Can Sweden keep its 44-game round-robin win streak alive this year? Among its Group B opponents, Finland has won gold twice and the U.S. thrice in the 2010’s, so that’ll be a tall order for coach Tomas Monten’s boys. Still, the 2018 silver medallists will be tough, particularly with a defence corps featuring Adam Boqvist, Erik Brannstrom and Rasmus Sandin, among others.
Whether the goaltending is championship-calibre and whether the forwards – headlined by returnee Isac Lundestrom of the Anaheim Ducks – can fill the net at crunch time remains to be seen.
Until last year, putting Valeri Bragin behind the Russian bench spelled a guaranteed WJC medal. But in Buffalo, the team settled for fifth place. Bragin, a 62-year-old former Soviet forward who masterminded a 5-3 comeback gold-medal win over Canada in 2011, will motivate his dark-horse roster to seek Russia’s first title in eight years. These U20 Russians bring a solid dose of KHL experience.
The mercurial Klim Kostin, finding his way with the AHL’s San Antonio Rampage, is the only 2018 WJC alumnus. This could be a revelatory tournament for high-IQ, towering 19-year-old forward Vitali Kravtsov. The Russians will also lean on Washington first-round pick Alexander Alexeyev on defence. And after captaining the Russian World Junior A Challenge team to silver with eight points, what kind of a difference-maker could Vasili Podkolzin be? The explosive 2001-born winger was a late addition to Bragin’s final roster.
Beyond the traditional “Big Five” teams, who else could contend for a medal?
The resurgent Czechs yearn to prove that last year’s fourth-place finish – their best since 2005’s bronze – wasn’t an aberration. They last won gold in 2001. Coach Vaclav Varada’s opportunity to reunite the 2018 trio of Martin Necas (3-8-11), Filip Zadina (7-1-8) and Martin Kaut (2-5-7) looks promising.
Neighbouring Slovakia is more of a long shot, even with close to half the 2018 team returning. Just to stay afloat offensively in Group B, coach Ernest Bokros will need stellar play from forwards ranging from Filip Krivosik – who scored twice in last year's 3-2 upset over the U.S. – to three-time WJC participant Adam Ruzicka.
The underdogs have big dreams too.
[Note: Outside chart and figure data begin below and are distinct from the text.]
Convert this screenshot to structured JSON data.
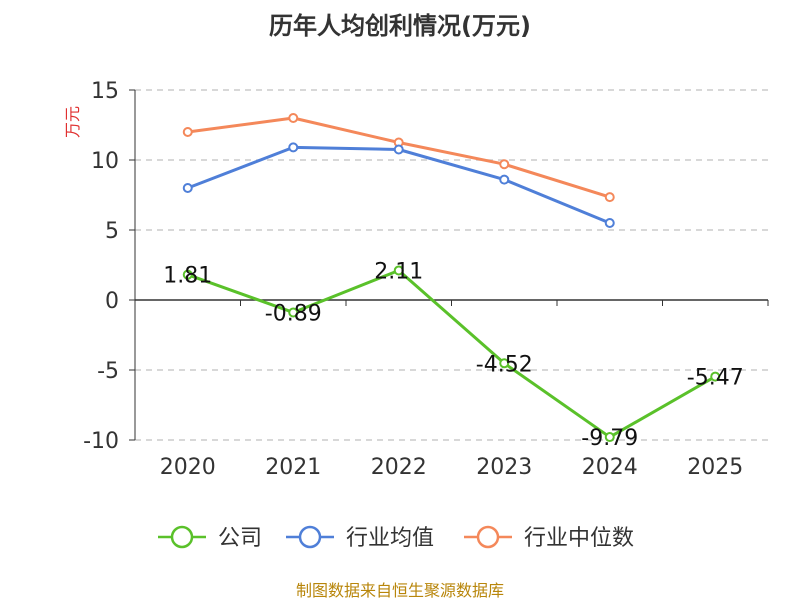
{
  "chart_data": {
    "type": "line",
    "title": "历年人均创利情况(万元)",
    "ylabel": "万元",
    "categories": [
      "2020",
      "2021",
      "2022",
      "2023",
      "2024",
      "2025"
    ],
    "ylim": [
      -10,
      15
    ],
    "yticks": [
      15,
      10,
      5,
      0,
      -5,
      -10
    ],
    "grid": true,
    "legend_position": "bottom",
    "series": [
      {
        "name": "公司",
        "color": "#5ac12a",
        "values": [
          1.81,
          -0.89,
          2.11,
          -4.52,
          -9.79,
          -5.47
        ],
        "labels": [
          "1.81",
          "-0.89",
          "2.11",
          "-4.52",
          "-9.79",
          "-5.47"
        ]
      },
      {
        "name": "行业均值",
        "color": "#4f7fd8",
        "values": [
          8.0,
          10.9,
          10.75,
          8.6,
          5.5,
          null
        ]
      },
      {
        "name": "行业中位数",
        "color": "#f4885a",
        "values": [
          12.0,
          13.0,
          11.25,
          9.7,
          7.35,
          null
        ]
      }
    ]
  },
  "source": "制图数据来自恒生聚源数据库"
}
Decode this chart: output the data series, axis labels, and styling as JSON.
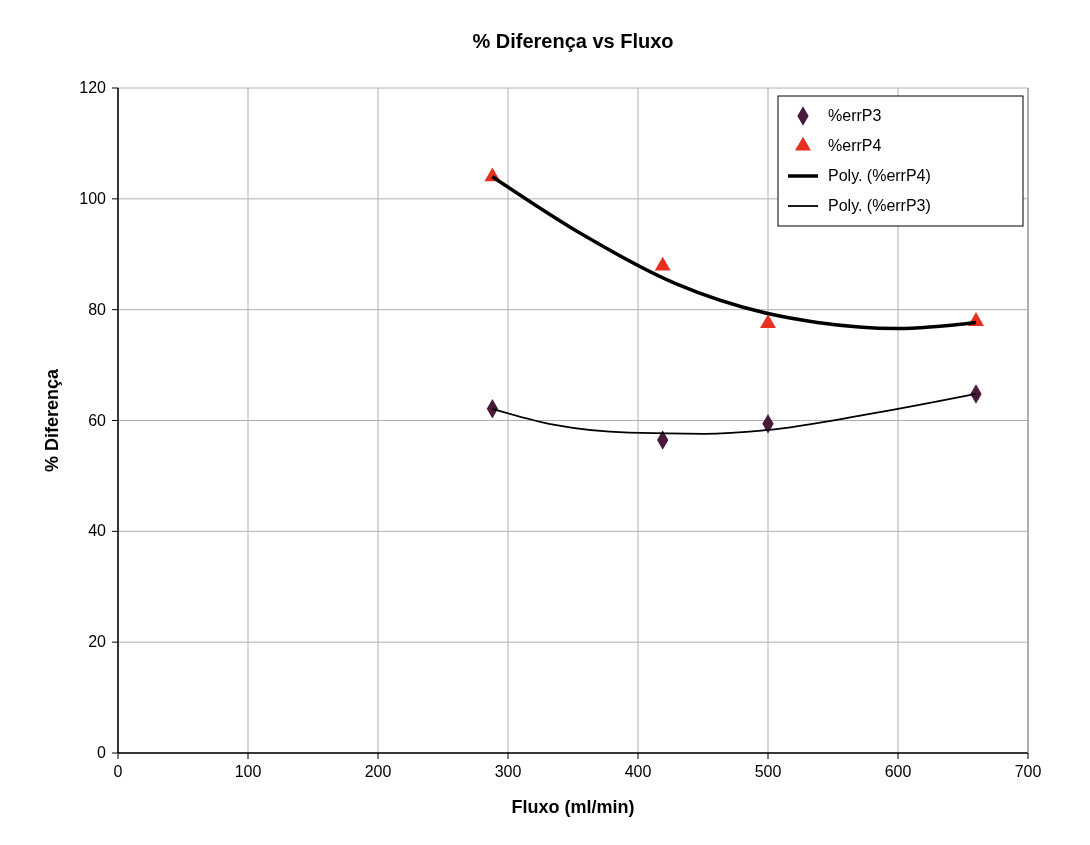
{
  "chart_data": {
    "type": "scatter",
    "title": "%  Diferença vs Fluxo",
    "xlabel": "Fluxo (ml/min)",
    "ylabel": "% Diferença",
    "xlim": [
      0,
      700
    ],
    "xticks": [
      0,
      100,
      200,
      300,
      400,
      500,
      600,
      700
    ],
    "ylim": [
      0,
      120
    ],
    "yticks": [
      0,
      20,
      40,
      60,
      80,
      100,
      120
    ],
    "grid": true,
    "legend": "top right",
    "series": [
      {
        "name": "%errP3",
        "marker": "diamond",
        "color": "#4a1a3a",
        "x": [
          660,
          500,
          419,
          288
        ],
        "values": [
          64.8,
          59.4,
          56.5,
          62.1
        ]
      },
      {
        "name": "%errP4",
        "marker": "triangle",
        "color": "#e83020",
        "x": [
          660,
          500,
          419,
          288
        ],
        "values": [
          77.9,
          77.5,
          87.9,
          104
        ]
      },
      {
        "name": "Poly. (%errP4)",
        "type": "line",
        "marker": "none",
        "color": "#000000",
        "x": [
          660,
          599,
          538,
          500,
          429,
          357,
          288
        ],
        "values": [
          77.7,
          76.6,
          77.7,
          79.3,
          84.7,
          93.6,
          104
        ]
      },
      {
        "name": "Poly. (%errP3)",
        "type": "line",
        "marker": "none",
        "color": "#000000",
        "x": [
          660,
          574,
          500,
          451,
          393,
          336,
          288
        ],
        "values": [
          64.8,
          61,
          58.3,
          57.6,
          57.8,
          59.2,
          62.1
        ]
      }
    ]
  }
}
All would love to upset a “Big Five” nation. Do the hard-working Swiss have what it takes to finish higher than seventh for the first time since 2013? Can 2018 team scoring leader Jonas Rondbjerg spark Denmark to bounce back from a ninth-place finish last year and stay in the top division for the fifth straight time? And will newly promoted Kazakhstan fare better than its last World Junior appearance in 2009 when it was outscored 60-4?
Questions, questions, questions. So much uncertainty. So much fun. The only guarantee at the 2019 IIHF World Junior Championship is that the fans in Vancouver and Victoria and millions more watching on TV will be royally entertained – and get those teenage chills.
NOTE: The teams registered players last night. You can find them in the TEAMS section. Not all teams registered a full roster of 23 players (20 skaters, 3 goaltenders) and can add more players up to two hours before a game.